Hacker News new | ask | show | jobs
by lindig 3325 days ago
TeX implements a very good spelling engine that that is driven by patterns [1]. I would expect it very difficult to improve on this and as far as I can see, the article doesn't include a comparison.

[1]: https://tex.stackexchange.com/questions/262588/how-are-hyphe...

1 comments

He talks about exactly about pattern matching and mentions latex using it in the second section. Also that this approach doesn't work as well with German compound words which is the whole premise.
Giving one example is not an evaluation that would convince me that NN are better. The German LaTeX community is one of the largest and I haven't heard much about it being unhappy with TeX's hyphenation.
That word would be Nahrungsmittelunverträglichkeit again. I just tested it and LaTeX (with `\usepackage[ngerman]{babel}`) does the same mistake as pyphen in the article (it hyphenates the word as Nah-rung-smit-telun-ver-träg-lichkeit).
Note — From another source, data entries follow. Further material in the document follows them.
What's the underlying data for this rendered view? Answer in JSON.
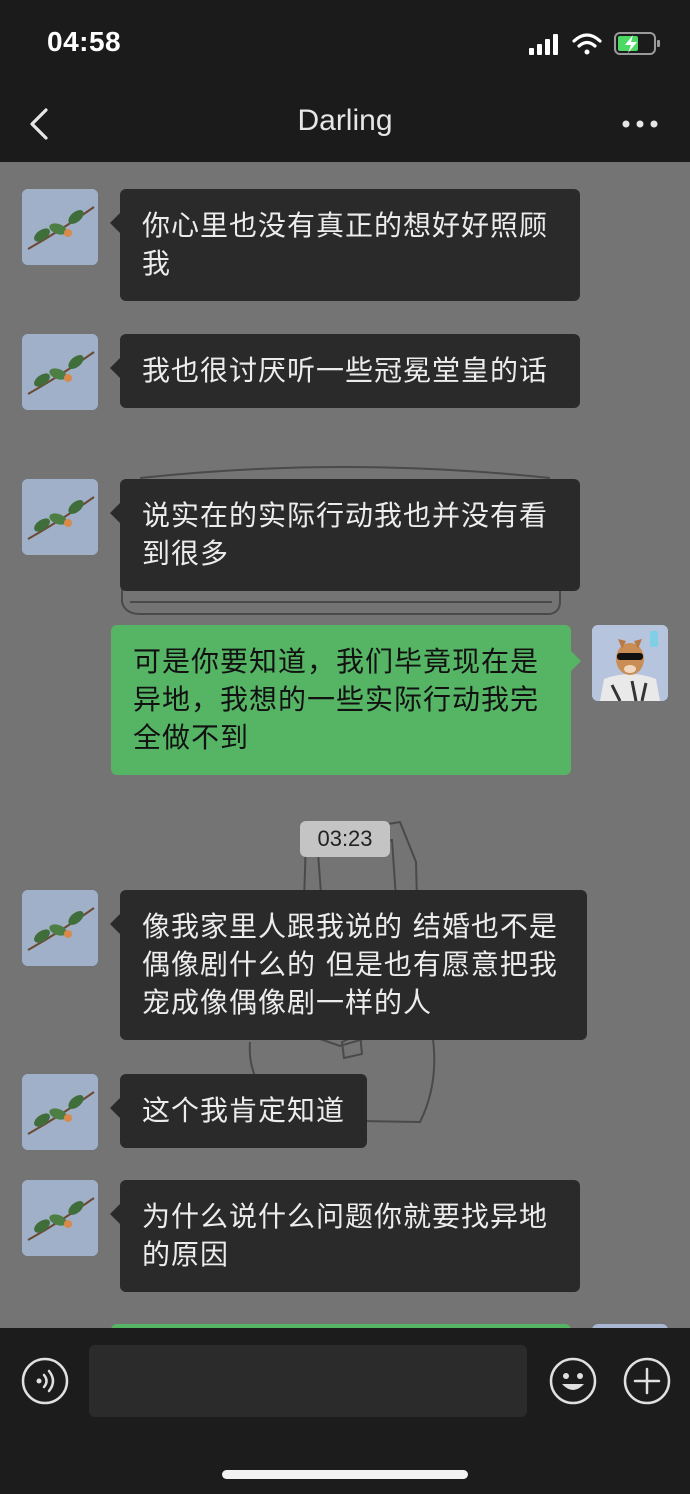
{
  "status_bar": {
    "time": "04:58"
  },
  "header": {
    "title": "Darling"
  },
  "messages": [
    {
      "side": "other",
      "text": "你心里也没有真正的想好好照顾我"
    },
    {
      "side": "other",
      "text": "我也很讨厌听一些冠冕堂皇的话"
    },
    {
      "side": "other",
      "text": "说实在的实际行动我也并没有看到很多"
    },
    {
      "side": "mine",
      "text": "可是你要知道，我们毕竟现在是异地，我想的一些实际行动我完全做不到"
    },
    {
      "side": "other",
      "text": "像我家里人跟我说的 结婚也不是偶像剧什么的 但是也有愿意把我宠成像偶像剧一样的人"
    },
    {
      "side": "other",
      "text": "这个我肯定知道"
    },
    {
      "side": "other",
      "text": "为什么说什么问题你就要找异地的原因"
    }
  ],
  "timestamp": "03:23",
  "input": {
    "placeholder": ""
  },
  "colors": {
    "chat_background": "#747474",
    "bar_background": "#1b1b1b",
    "incoming_bubble": "#2a2a2a",
    "outgoing_bubble": "#55b565",
    "timestamp_pill": "#c4c4c4"
  }
}
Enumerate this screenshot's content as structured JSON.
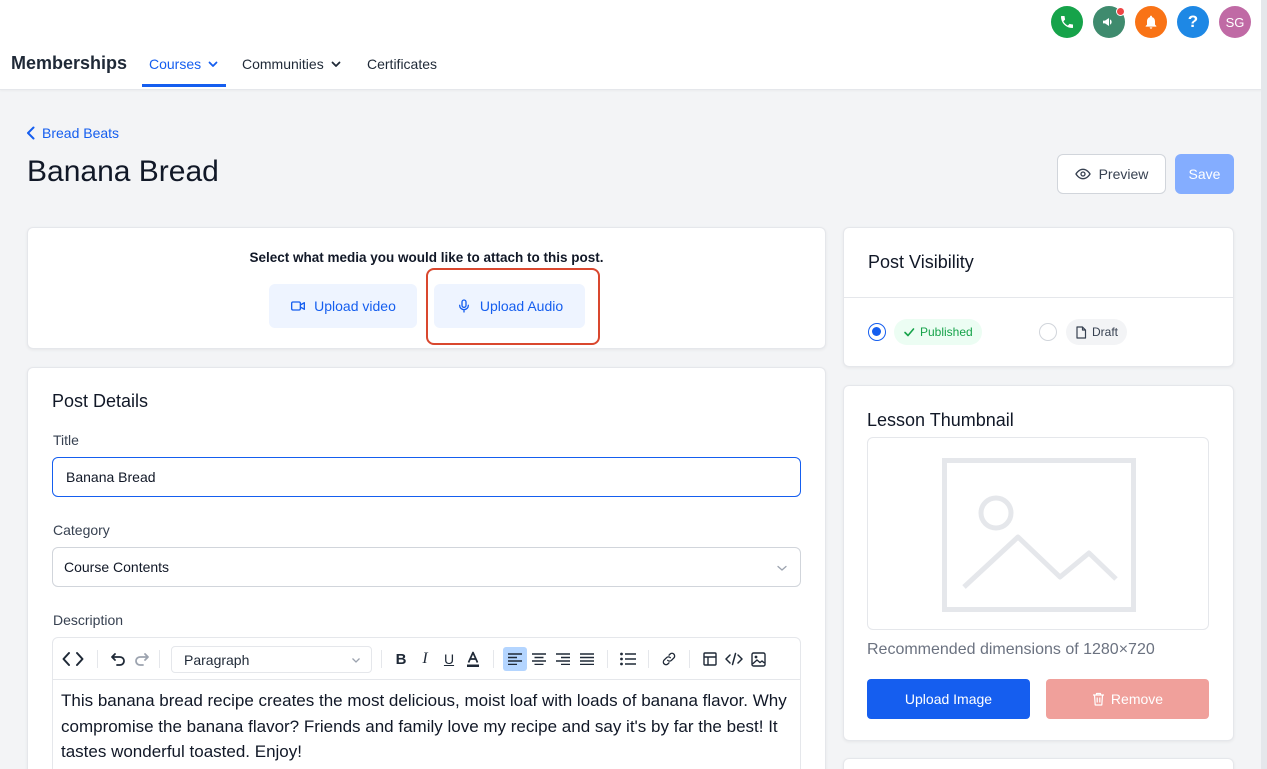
{
  "header": {
    "brand": "Memberships",
    "tabs": [
      {
        "label": "Courses"
      },
      {
        "label": "Communities"
      },
      {
        "label": "Certificates"
      }
    ],
    "avatar_initials": "SG",
    "help_glyph": "?",
    "icon_colors": {
      "phone": "#16a34a",
      "megaphone": "#3f8b6e",
      "bell": "#f97316",
      "help": "#1e88e5",
      "avatar": "#c06aa5"
    }
  },
  "breadcrumb": {
    "label": "Bread Beats"
  },
  "page": {
    "title": "Banana Bread"
  },
  "actions": {
    "preview_label": "Preview",
    "save_label": "Save"
  },
  "media": {
    "prompt": "Select what media you would like to attach to this post.",
    "video_label": "Upload video",
    "audio_label": "Upload Audio"
  },
  "post_details": {
    "heading": "Post Details",
    "title_label": "Title",
    "title_value": "Banana Bread",
    "category_label": "Category",
    "category_value": "Course Contents",
    "description_label": "Description",
    "block_format": "Paragraph",
    "description_text": "This banana bread recipe creates the most delicious, moist loaf with loads of banana flavor. Why compromise the banana flavor? Friends and family love my recipe and say it's by far the best! It tastes wonderful toasted. Enjoy!"
  },
  "visibility": {
    "heading": "Post Visibility",
    "published_label": "Published",
    "draft_label": "Draft",
    "selected": "Published"
  },
  "thumbnail": {
    "heading": "Lesson Thumbnail",
    "recommended_prefix": "Recommended dimensions of ",
    "recommended_value": "1280×720",
    "upload_label": "Upload Image",
    "remove_label": "Remove"
  },
  "colors": {
    "accent": "#155eef",
    "highlight": "#d9472e",
    "published_green": "#16a34a"
  }
}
To be fair, in day-to-day use problems like these will be corner cases as to my knowledge LaTeX tries to avoid hyphenation and even if it has to split a word, it has a good chance of getting it right. Also, to me this project's focus was more on learning about neural networks than creating a better hyphenator.

I think that it's probably "good enough", I don't think it's a given that this NN is worse, and it's possible that it could feasibly be translated to machine code which runs faster than TeX's handbuilt algorithm, and also possible that it produces better results in most cases.